It was nearly five o'clock when they reached a place at which a by-road
branched off, through a wood, from the highway which they had hitherto
followed. Mrs. Lewson found a seat on a felled tree. "We had better not
go any farther," she said.
Iris asked if there was any reason for this.
There was an excellent reason. A few yards farther on, the high road
had been diverted from the straight line (in the interest of a large
agricultural village), and was then directed again into its former
course. The by-road through the wood served as a short cut, for
horsemen and pedestrians, from one divergent point to the other. It was
next to a certainty that Arthur would return by the short cut. But if
accident or caprice led to his preferring the highway, it was clearly
necessary to wait for him within view of both the roads.
Too restless to submit to a state of passive expectation, Iris proposed
to follow the bridle path through the wood for a little way, and to
return if she failed to see anything of Arthur. "You are tired," she
said kindly to her companion: "pray don't move."
Mrs. Lewson looked needlessly uneasy: "You might lose yourself, Miss.
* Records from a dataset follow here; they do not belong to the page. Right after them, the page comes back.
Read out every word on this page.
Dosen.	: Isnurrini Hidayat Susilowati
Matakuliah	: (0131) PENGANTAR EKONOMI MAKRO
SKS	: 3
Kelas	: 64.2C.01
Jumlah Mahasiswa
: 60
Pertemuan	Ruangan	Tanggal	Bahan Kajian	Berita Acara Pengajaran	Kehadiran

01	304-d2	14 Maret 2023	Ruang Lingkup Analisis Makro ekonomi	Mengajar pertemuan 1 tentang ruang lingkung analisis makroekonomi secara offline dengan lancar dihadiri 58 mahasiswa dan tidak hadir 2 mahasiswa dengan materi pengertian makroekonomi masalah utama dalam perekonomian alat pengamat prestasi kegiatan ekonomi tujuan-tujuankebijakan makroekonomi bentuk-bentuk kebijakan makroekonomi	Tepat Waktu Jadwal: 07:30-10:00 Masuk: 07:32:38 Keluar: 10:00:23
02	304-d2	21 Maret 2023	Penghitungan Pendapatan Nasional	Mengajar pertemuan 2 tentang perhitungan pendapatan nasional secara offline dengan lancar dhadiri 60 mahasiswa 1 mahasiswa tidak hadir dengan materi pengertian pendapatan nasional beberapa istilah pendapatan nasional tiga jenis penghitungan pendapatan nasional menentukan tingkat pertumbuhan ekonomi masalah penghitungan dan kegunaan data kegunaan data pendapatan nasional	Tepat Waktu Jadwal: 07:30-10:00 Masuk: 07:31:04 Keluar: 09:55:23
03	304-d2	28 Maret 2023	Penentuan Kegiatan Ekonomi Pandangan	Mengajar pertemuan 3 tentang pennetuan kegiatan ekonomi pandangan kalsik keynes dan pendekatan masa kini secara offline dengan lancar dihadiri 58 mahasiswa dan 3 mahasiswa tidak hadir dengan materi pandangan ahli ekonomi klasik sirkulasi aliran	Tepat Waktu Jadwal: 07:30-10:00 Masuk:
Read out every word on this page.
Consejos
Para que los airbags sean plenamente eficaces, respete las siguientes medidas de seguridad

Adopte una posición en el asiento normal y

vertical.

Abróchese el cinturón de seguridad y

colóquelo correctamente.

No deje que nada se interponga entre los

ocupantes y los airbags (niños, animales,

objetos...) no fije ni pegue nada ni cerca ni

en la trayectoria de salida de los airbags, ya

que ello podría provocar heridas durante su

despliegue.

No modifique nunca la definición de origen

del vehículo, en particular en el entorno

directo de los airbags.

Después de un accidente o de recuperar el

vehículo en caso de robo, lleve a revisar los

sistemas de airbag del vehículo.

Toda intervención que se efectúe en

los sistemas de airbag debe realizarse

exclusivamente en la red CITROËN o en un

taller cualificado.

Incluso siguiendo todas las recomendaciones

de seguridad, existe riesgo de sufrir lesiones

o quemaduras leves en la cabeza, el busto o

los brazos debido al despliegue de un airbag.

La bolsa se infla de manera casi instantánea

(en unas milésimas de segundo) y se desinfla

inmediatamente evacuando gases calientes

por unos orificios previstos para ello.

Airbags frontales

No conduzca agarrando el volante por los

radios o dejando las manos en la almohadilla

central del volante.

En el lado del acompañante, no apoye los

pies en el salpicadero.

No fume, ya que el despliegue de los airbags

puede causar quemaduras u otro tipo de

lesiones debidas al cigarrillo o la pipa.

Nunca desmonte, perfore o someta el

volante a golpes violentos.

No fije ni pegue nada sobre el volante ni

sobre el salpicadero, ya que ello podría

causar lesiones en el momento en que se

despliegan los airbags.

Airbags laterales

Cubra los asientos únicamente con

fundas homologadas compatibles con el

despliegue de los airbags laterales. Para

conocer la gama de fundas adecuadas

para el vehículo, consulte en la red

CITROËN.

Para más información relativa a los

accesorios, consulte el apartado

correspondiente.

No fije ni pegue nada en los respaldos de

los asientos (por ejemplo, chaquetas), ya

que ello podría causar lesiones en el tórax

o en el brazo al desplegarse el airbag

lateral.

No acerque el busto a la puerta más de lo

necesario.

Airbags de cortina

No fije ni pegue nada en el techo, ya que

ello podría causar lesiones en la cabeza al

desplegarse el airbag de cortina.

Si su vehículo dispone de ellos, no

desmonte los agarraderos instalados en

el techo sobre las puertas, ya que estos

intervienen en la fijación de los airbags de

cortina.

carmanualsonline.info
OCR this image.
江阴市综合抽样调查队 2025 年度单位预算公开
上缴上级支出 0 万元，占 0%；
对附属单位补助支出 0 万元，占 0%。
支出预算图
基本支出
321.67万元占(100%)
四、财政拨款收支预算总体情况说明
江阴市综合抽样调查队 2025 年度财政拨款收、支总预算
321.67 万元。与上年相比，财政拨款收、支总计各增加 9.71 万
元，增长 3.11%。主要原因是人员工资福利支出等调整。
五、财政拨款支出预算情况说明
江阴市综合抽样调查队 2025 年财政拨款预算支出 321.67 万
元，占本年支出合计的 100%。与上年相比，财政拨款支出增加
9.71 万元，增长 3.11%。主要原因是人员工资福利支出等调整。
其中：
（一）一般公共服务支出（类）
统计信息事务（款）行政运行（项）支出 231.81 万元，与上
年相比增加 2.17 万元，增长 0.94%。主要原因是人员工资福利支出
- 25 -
Mind you keep to the path!"
Iris followed the pleasant windings of the woodland track. In the hope
of meeting Arthur she considerably extended the length of her walk. The
white line of the high road, as it passed the farther end of the wood,
showed itself through the trees. She turned at once to rejoin Mrs.
Lewson.
On her way back she made a discovery. A ruin which she had not
previously noticed showed itself among the trees on her left hand. Her
curiosity was excited; she strayed aside to examine it more closely.
The crumbling walls, as she approached them, looked like the remains of
an ordinary dwelling-house. Age is essential to the picturesque effect
of decay: a modern ruin is an unnatural and depressing object--and here
the horrid thing was.
As she turned to retrace her steps to the road, a man walked out of the
inner space enclosed by all that was left of the dismantled house. A
cry of alarm escaped her. Was she the victim of destiny, or the sport
of chance? There was the wild lord whom she had vowed never to see
again: the master of her heart--perhaps the master of her fate!
Any other man would have been amazed to see her, and would have asked
how it had happened that the English lady presented herself to him in
an Irish wood. This man enjoyed the delight of seeing her, and accepted
it as a blessing that was not to be questioned. "My angel has dropped
from Heaven," he said. "May Heaven be praised!"